Nate Smith, Palmerton, Pa.
A: Nate, the idea has some merit, for the reasons you outline, but I think the Sox want more starts out of their aces than they would get every sixth day.
Gordon, I had the pleasure of seeing the future on back-to-back evenings. On Monday, I traveled to Cleveland to see Jon Lester in his return to the Sox. Quite an emotional evening. Lester looked poised and in control and pitched VERY well. On Tuesday, I got to see Nick Hagadone bounce back from his rough first outting for the Spinners and throw 2 no-hit innings with 3 K's. He hit 93 on the gun a few times. Very good news.

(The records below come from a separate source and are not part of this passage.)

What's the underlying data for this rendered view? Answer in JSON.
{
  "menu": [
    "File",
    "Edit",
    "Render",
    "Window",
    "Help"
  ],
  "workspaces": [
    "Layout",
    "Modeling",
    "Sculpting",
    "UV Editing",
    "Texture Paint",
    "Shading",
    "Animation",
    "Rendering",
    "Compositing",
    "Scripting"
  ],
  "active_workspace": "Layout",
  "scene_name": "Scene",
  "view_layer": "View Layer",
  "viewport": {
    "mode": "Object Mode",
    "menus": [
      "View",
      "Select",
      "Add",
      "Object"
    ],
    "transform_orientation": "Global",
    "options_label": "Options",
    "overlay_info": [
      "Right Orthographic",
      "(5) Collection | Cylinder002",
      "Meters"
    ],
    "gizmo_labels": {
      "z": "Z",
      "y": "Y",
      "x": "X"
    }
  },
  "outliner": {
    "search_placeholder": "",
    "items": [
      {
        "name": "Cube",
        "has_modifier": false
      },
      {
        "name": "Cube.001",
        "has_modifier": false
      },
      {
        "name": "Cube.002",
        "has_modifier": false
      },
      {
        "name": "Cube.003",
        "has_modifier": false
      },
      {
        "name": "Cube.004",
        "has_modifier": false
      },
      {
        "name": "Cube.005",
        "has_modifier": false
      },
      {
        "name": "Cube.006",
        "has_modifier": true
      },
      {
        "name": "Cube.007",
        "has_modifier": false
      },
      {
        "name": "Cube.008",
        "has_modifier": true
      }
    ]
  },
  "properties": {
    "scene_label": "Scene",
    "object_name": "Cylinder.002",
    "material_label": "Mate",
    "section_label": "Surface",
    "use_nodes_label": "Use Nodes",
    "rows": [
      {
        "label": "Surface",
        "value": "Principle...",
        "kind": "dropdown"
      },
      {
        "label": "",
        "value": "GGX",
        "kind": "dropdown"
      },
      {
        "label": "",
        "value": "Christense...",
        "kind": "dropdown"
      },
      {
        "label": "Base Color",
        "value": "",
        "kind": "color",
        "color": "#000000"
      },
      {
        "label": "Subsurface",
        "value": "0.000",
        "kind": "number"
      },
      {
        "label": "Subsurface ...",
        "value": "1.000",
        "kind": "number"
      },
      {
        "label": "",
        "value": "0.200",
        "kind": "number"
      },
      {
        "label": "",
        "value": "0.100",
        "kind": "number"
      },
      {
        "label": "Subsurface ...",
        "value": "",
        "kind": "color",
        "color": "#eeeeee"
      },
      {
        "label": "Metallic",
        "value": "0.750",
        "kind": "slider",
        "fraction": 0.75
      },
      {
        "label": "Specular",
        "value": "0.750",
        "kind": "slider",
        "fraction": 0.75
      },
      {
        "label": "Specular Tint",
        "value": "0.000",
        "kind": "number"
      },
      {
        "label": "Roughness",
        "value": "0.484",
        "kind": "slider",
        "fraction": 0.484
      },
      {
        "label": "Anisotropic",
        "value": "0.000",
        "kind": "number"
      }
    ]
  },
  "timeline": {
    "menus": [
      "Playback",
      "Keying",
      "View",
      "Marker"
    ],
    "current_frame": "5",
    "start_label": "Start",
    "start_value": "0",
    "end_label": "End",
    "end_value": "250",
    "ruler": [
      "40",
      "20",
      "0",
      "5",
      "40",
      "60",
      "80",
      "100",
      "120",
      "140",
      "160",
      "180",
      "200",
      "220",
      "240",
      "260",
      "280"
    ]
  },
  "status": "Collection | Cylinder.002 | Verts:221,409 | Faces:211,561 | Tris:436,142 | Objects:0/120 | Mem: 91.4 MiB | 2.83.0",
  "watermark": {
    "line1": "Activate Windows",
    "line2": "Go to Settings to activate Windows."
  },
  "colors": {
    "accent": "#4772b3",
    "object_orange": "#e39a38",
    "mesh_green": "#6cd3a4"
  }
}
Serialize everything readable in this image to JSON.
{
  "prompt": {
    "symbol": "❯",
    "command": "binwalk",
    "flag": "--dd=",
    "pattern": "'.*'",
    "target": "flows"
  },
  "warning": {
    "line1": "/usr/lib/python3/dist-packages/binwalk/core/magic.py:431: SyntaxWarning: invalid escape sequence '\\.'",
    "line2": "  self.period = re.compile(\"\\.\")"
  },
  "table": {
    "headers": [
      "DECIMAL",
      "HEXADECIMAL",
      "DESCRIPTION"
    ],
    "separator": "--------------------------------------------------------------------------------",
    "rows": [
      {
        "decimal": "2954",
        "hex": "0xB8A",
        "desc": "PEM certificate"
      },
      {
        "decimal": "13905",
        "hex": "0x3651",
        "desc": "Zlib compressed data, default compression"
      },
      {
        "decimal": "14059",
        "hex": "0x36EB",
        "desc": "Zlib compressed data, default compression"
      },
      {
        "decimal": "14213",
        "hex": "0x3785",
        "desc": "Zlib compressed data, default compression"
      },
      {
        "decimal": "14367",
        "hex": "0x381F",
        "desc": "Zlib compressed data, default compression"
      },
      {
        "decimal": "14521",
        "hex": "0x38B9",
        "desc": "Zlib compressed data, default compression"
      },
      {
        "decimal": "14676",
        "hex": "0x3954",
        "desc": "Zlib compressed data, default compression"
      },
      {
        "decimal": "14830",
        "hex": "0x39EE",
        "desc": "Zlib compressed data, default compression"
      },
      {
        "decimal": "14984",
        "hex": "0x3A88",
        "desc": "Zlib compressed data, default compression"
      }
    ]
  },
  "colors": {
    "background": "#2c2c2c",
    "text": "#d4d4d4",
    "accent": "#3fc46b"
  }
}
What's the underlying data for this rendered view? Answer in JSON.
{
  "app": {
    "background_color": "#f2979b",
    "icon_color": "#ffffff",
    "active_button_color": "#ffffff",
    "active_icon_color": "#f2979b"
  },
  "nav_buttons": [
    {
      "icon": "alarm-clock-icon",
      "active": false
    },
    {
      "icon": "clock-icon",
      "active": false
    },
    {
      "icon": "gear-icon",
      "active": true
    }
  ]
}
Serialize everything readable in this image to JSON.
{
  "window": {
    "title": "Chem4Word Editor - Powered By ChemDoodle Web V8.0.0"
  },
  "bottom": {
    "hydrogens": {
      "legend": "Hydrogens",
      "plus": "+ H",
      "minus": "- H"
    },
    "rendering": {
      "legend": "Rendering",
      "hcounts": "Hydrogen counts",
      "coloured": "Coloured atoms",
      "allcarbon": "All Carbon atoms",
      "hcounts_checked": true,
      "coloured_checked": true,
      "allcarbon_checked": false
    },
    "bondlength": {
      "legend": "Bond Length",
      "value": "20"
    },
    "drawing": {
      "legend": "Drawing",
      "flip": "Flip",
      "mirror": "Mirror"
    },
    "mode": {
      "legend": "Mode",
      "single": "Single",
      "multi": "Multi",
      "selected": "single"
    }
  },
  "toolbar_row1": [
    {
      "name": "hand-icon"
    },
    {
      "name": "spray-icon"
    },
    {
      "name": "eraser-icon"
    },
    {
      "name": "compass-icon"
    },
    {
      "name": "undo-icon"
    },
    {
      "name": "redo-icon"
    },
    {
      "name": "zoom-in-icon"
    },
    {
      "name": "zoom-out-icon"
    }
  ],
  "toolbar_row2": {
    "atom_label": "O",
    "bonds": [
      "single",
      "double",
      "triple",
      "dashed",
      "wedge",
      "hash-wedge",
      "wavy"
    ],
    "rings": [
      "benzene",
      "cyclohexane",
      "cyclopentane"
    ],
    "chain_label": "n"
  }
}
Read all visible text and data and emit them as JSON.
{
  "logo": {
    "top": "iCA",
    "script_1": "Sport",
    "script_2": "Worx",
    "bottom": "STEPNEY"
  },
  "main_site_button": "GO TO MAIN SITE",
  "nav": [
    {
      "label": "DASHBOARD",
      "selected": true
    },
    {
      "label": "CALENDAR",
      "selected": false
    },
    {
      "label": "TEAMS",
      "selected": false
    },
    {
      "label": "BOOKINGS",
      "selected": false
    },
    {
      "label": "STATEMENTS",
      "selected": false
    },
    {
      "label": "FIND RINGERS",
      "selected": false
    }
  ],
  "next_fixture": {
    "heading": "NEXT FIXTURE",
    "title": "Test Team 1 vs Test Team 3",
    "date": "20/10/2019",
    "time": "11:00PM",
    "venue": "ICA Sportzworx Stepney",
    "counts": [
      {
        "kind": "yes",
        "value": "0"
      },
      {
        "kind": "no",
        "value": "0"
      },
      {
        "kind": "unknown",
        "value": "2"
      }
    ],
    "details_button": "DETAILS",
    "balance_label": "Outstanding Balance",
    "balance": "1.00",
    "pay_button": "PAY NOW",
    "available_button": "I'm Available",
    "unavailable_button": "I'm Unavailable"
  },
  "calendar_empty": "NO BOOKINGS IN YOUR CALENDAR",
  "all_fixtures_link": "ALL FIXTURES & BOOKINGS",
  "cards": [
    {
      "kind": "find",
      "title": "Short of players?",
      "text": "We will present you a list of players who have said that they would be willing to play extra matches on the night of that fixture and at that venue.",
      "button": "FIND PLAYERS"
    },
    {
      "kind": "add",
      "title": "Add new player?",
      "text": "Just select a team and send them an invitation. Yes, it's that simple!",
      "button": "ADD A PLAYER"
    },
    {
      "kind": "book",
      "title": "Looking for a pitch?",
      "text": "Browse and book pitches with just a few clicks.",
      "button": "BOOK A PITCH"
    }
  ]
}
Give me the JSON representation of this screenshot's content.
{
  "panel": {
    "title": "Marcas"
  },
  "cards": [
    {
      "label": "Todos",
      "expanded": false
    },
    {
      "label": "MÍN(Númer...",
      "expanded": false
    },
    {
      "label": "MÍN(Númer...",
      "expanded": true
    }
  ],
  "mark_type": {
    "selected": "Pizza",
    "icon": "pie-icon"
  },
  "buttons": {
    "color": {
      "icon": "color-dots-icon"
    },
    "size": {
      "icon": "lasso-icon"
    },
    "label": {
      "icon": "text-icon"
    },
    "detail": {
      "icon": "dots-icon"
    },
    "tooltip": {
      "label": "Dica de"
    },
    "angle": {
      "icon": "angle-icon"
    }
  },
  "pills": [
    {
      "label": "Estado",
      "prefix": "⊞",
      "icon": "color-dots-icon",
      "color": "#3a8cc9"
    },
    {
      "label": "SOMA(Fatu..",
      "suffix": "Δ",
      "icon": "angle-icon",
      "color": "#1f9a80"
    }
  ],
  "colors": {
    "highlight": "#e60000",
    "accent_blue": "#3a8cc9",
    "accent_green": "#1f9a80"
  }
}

Doug Berlin, Jamestown, N.Y.
A: Doug, that's a pretty cool double-header, and I commend your dedication.
Recently instant replay was mentioned by the Sox manager as something that could be used without too much delay to the game... I'm tired of hearing that instant replay would take away the human element in the game and take too much time. An ump in the press box as was suggested would not take as much time as the manager and umps yelling at each other. I'm tired of hearing that instant replay would make a game too long. We know that baseball is a money game and each game is important. I suggest replay for certain calls only. Please give me the real reason why there is on replay in baseball. Football fans sit through instant replay and they don't complain about any possible delay. Baseball fans must be too tired to sit through a few extra minutes per game.
Martha Clements, Somerville
A: Martha, I would be in favor of instant replay for a very limited number of calls. Whether a ball is a home run or not, for example, or fair or foul. But to have instant replay for every close call at a bag, I don't know, that could prove pretty cumbersome. The umpires' naked eye might still be as decisive as instant replay on many plays.